Most parents have a sense of when their child is most likely to talk openly. For younger children, it may be at bedtime when the house is quiet and they are warmly tucked under the covers. Older children may be able to toss out a question while you are involved in a routine activity or during a car ride. Especially for emotionally laden questions or discussions, your children may not want to have to look directly at you or feel like their facial expressions might be scrutinized. For example, they may bring up questions when they can turn to look out the car window, or focus on the meal you are preparing together. A question from your 10-year-old may not necessarily be an invitation to stop what you are doing and sit down in front of her—and doing so may stop the conversation in its tracks. Other times, you may need to pause, or offer a reassuring squeeze.

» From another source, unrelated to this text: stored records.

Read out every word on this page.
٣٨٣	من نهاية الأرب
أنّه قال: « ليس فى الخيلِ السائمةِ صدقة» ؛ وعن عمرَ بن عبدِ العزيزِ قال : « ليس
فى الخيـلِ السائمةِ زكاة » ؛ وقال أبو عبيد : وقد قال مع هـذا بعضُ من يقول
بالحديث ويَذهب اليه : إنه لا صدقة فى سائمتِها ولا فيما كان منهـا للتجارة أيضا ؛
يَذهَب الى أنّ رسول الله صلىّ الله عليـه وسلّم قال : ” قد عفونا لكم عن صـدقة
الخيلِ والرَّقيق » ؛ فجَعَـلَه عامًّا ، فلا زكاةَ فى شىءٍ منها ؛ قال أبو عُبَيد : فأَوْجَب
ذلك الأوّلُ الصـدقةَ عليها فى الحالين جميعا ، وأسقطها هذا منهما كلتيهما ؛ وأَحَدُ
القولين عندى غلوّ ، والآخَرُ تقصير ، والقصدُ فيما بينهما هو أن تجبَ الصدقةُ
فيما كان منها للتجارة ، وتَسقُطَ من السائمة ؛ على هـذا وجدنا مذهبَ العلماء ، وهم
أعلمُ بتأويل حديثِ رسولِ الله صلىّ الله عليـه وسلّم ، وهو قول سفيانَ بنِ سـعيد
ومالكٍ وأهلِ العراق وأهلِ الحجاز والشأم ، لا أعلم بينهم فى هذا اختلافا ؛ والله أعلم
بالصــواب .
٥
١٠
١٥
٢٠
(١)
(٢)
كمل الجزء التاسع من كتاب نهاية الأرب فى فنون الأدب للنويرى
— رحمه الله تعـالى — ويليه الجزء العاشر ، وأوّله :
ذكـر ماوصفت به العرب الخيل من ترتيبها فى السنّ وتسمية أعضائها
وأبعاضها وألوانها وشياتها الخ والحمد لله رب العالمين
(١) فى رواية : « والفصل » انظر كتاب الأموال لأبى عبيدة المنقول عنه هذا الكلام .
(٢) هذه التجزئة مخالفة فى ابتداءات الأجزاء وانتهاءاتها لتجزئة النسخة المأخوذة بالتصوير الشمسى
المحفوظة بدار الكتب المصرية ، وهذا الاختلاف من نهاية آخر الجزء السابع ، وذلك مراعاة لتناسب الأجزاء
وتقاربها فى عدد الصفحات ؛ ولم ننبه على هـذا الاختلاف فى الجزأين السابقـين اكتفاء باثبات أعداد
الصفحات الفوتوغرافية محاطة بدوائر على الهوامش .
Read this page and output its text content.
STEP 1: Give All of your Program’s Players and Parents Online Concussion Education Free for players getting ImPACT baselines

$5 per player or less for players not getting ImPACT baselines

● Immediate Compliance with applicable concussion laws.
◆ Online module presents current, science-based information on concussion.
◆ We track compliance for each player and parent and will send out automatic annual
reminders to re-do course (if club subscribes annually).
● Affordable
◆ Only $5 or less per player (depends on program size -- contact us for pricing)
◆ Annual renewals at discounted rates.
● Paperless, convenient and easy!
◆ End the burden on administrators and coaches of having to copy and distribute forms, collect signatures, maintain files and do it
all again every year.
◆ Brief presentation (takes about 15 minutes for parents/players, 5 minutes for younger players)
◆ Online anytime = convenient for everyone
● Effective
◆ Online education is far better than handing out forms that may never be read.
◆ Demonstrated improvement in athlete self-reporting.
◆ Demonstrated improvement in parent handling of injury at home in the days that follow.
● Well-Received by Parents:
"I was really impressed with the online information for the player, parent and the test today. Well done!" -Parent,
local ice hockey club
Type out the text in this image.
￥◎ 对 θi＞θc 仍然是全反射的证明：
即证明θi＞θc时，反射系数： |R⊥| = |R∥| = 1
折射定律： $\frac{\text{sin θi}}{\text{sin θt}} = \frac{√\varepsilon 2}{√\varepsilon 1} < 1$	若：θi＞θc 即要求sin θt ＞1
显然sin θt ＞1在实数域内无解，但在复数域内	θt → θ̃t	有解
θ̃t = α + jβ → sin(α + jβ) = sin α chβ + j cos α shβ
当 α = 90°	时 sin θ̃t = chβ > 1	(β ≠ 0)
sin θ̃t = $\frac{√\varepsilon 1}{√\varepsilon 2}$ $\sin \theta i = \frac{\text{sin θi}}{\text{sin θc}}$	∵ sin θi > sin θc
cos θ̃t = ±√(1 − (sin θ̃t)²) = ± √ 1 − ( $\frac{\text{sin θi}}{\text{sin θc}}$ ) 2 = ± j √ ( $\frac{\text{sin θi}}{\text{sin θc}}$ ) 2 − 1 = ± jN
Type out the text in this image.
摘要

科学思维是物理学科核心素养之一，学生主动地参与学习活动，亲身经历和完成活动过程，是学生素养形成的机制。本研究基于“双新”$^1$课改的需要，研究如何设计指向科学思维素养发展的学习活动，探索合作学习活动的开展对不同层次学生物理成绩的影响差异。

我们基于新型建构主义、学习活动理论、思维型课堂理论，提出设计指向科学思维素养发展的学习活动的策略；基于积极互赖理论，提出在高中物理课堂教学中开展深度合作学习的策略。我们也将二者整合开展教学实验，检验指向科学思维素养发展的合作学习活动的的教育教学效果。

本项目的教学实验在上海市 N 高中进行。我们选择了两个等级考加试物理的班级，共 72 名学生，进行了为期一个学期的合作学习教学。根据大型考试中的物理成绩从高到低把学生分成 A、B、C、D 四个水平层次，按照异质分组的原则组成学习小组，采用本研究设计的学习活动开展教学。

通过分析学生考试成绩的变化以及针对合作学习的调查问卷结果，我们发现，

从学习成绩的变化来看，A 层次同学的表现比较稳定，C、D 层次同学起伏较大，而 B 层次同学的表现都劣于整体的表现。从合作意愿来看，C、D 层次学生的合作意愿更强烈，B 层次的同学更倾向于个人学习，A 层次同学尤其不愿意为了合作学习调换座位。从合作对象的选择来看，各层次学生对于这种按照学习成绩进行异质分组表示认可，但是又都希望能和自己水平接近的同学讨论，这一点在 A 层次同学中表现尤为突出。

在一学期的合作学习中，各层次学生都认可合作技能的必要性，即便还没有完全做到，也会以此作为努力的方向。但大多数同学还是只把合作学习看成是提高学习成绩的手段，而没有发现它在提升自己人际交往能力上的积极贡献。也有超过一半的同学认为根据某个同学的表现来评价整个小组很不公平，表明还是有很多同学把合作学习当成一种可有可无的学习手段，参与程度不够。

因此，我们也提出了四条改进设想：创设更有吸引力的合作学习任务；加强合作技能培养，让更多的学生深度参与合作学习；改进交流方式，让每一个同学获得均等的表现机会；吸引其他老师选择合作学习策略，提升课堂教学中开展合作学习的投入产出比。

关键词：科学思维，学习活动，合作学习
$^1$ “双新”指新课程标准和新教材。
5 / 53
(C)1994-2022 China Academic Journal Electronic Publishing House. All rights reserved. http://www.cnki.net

Some parents wonder whether their emotions or tears might worry their child or make it difficult to talk about the illness. Early in an illness, or when things are not going well, parents may hesitate to talk openly with their children for fear of making things worse or scaring them—especially if your family rarely shows strong emotions.
While it is important for you to have other adults with whom you share your biggest fears and worries, you cannot shield your children from your feelings completely. If you do get upset while talking with your kids, acknowledge that you sometimes feel scared, sad, angry, or worried, but that it won’t last forever. Let them know it is okay for them to sometimes feel those things too. In fact, sharing a few tears together can reassure children that feelings do not need to be completely overwhelming, and that you will be there to support them and to try to understand how they feel.
Deciding exactly when to talk with your children about a new diagnosis or change in medical condition may be influenced by other important events in the child or family’s life. Some parents hesitate to tell children about an illness before a big test or sports game, or when the child is facing other disappointments or challenges.
If there is more than one child in the family, it is probably best for them to receive the initial news of the diagnosis at the same time, with individual time set aside for questions or additional details later. Once everyone has basic information, the flow of ongoing news can be adjusted more individually, depending on age, temperament, and scheduled events. It is helpful to ask a child how and when she wants to receive information. Many older children will express a personal preference, and appreciate being included in these decisions. In this case, be sure that the children understand that this might result in their receiving information at different times, but that they can always ask to know more at any time.
Many parents worry about the child who has never been much of a talker—the child who says “fine” when you ask how school was, or who never seems to spontaneously ask about anything related to the illness. Some children just aren’t big talkers, and it is unlikely that they will become one during a parent’s illness. Nonetheless, these children deserve to be informed about illness-related issues. They need “news bulletins” and an invitation to ask questions, but parents may need to lower their expectations for discussion. Children, talkers and non-talkers alike, may benefit from being asked periodically if they are hearing too much about the illness, too little, or the right amount. Even children who say they don’t want to hear anything at all need to receive basic information, especially about things that will directly affect them.
For older children, sometimes writing is a useful way to communicate basic information. You want to be sure that there is still room for dialog and back-and-forth questions, but e-mail or a shared journal that gets kept in a specific place and is read regularly can be particularly helpful if your child has trouble with strong emotions or wants to receive information on her own timetable.